We are kind of puzzle lovers around here. I have loved them since I was a little girl (although I don’t get to work on them often enough anymore). And G has been interested and has shown an aptitude for puzzles from a very young age. W came up right behind her loving to work on puzzles, too! But have you ever tried to do a puzzle with someone else and found yourself hoarding the last piece – so you can be the one to finish it? Well, my girls have a tendency to create arguments over doing puzzles together. So I came up with a fun little team building game using some very basic puzzles for the girls. And it was a big hit! This game has made puzzle play a lot more enjoyable and has really helped them to learn to work together.
You may have seen these new puzzles for toddlers and preschoolers that are so basic – they only have two pieces to each puzzle. And each puzzle box comes with multiple puzzles to work on. We have a few:
Note: These are affiliate links. If you click and purchase, you get a great product at no extra cost and help out with the running of this blog. No pressure, just wanted to let you know about the things we love!
The girls have been playing with our sets for a while, both independently and together. But sometimes they start to struggle to play together without arguing. So, I decided to create a game to build on a number of concepts for my toddler (2) and preschooler (4). It is crazy simple, but it helps to develop so many necessary skills for them. Here’s what we do:
1. Separate the puzzle pieces into two categories and lay them out on opposite sides of a rug, a room, the dinner table (wherever).
2. Tell the girls you have a game for them to play. Assign them each a side. Tell them they are going to take turns picking a puzzle piece (in our case it is an animal) and then telling the other what they have and asking them if they can find one, too.
The conversation goes something like this:
“I found a PIG. Can you find a PIG?”
3. Ask them to meet together in the middle and put the puzzle pieces together.
4. Have them take turns, repeating the conversation, “I found…Can you find…?”

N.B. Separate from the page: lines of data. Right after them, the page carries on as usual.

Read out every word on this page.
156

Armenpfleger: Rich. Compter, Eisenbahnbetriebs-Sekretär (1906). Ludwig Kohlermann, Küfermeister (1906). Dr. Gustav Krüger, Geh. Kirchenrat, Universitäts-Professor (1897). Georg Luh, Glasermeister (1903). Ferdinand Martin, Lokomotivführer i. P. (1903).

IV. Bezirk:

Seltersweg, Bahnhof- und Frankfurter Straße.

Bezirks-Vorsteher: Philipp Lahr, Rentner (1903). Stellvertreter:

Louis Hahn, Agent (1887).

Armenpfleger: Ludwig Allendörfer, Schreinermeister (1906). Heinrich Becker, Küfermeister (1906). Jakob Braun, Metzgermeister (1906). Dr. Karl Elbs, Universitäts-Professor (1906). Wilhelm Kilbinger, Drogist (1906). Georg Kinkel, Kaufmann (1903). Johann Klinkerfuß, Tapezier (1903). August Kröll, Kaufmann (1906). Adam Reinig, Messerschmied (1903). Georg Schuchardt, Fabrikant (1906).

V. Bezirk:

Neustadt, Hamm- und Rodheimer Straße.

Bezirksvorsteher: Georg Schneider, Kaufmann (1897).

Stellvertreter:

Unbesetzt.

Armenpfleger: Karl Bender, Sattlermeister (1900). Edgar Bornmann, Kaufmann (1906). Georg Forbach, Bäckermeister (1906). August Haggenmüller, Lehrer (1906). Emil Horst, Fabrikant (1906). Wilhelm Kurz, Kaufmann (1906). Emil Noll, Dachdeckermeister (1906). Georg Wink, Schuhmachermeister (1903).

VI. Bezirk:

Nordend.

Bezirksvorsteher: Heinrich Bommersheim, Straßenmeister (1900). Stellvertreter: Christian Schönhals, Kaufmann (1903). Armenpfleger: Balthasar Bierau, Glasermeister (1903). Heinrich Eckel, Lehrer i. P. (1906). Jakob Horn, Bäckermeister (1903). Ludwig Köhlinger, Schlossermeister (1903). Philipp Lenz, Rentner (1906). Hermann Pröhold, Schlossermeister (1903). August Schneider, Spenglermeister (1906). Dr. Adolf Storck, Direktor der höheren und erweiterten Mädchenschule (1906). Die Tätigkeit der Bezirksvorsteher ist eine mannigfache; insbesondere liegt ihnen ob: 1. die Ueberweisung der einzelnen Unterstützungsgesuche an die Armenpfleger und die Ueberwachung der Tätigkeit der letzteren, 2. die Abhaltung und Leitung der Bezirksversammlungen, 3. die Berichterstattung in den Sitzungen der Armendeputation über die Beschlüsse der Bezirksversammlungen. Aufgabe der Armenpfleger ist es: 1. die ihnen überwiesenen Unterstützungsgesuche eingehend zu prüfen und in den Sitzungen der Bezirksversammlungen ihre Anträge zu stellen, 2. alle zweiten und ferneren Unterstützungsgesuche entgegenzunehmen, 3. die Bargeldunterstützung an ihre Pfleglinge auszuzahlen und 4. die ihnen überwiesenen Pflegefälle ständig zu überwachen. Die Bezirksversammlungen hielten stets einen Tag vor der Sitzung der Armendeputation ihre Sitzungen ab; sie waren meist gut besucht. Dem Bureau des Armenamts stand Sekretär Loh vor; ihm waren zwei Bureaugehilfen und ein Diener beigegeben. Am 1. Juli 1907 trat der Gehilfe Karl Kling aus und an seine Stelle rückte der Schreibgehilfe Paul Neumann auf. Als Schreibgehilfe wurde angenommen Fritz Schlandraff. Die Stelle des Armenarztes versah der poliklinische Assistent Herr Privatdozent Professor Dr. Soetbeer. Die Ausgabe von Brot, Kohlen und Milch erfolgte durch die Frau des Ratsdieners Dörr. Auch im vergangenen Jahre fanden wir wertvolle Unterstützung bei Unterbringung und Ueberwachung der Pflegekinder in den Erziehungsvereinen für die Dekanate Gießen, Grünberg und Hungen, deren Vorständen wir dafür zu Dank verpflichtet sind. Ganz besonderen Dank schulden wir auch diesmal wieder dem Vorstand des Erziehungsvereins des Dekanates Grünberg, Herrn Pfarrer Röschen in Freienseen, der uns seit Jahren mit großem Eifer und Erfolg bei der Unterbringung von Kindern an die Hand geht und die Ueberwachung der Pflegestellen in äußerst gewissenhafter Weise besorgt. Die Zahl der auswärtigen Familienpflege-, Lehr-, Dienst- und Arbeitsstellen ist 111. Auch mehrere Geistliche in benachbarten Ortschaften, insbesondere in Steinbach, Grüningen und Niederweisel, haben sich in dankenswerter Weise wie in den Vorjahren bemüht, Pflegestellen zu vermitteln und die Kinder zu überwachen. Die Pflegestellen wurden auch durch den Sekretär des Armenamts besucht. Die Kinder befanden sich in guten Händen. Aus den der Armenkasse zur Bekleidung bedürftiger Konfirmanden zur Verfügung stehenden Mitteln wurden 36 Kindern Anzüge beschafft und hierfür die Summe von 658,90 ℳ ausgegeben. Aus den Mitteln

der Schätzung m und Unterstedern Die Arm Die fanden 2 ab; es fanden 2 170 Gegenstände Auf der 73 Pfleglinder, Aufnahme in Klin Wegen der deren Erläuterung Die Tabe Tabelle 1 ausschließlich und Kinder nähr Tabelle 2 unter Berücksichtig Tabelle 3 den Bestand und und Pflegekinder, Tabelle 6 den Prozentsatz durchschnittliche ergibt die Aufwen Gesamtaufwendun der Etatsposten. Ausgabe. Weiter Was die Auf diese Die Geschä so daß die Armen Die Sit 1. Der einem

This activity helps our girls to learn:
– to follow instructions
– to take turns
– to listen to one another
– to identify animals
– to work together to accomplish something
It also can be a gross motor activity to help burn off some energy by doing the following things:
– spreading their stations far apart, so they have to walk to one another in the middle
– encouraging them to act out their chosen animal’s walk on the way to the middle
This can be adapted to work with the other puzzles that are pictured above, just by changing the conversation a little bit, depending on the puzzle you have.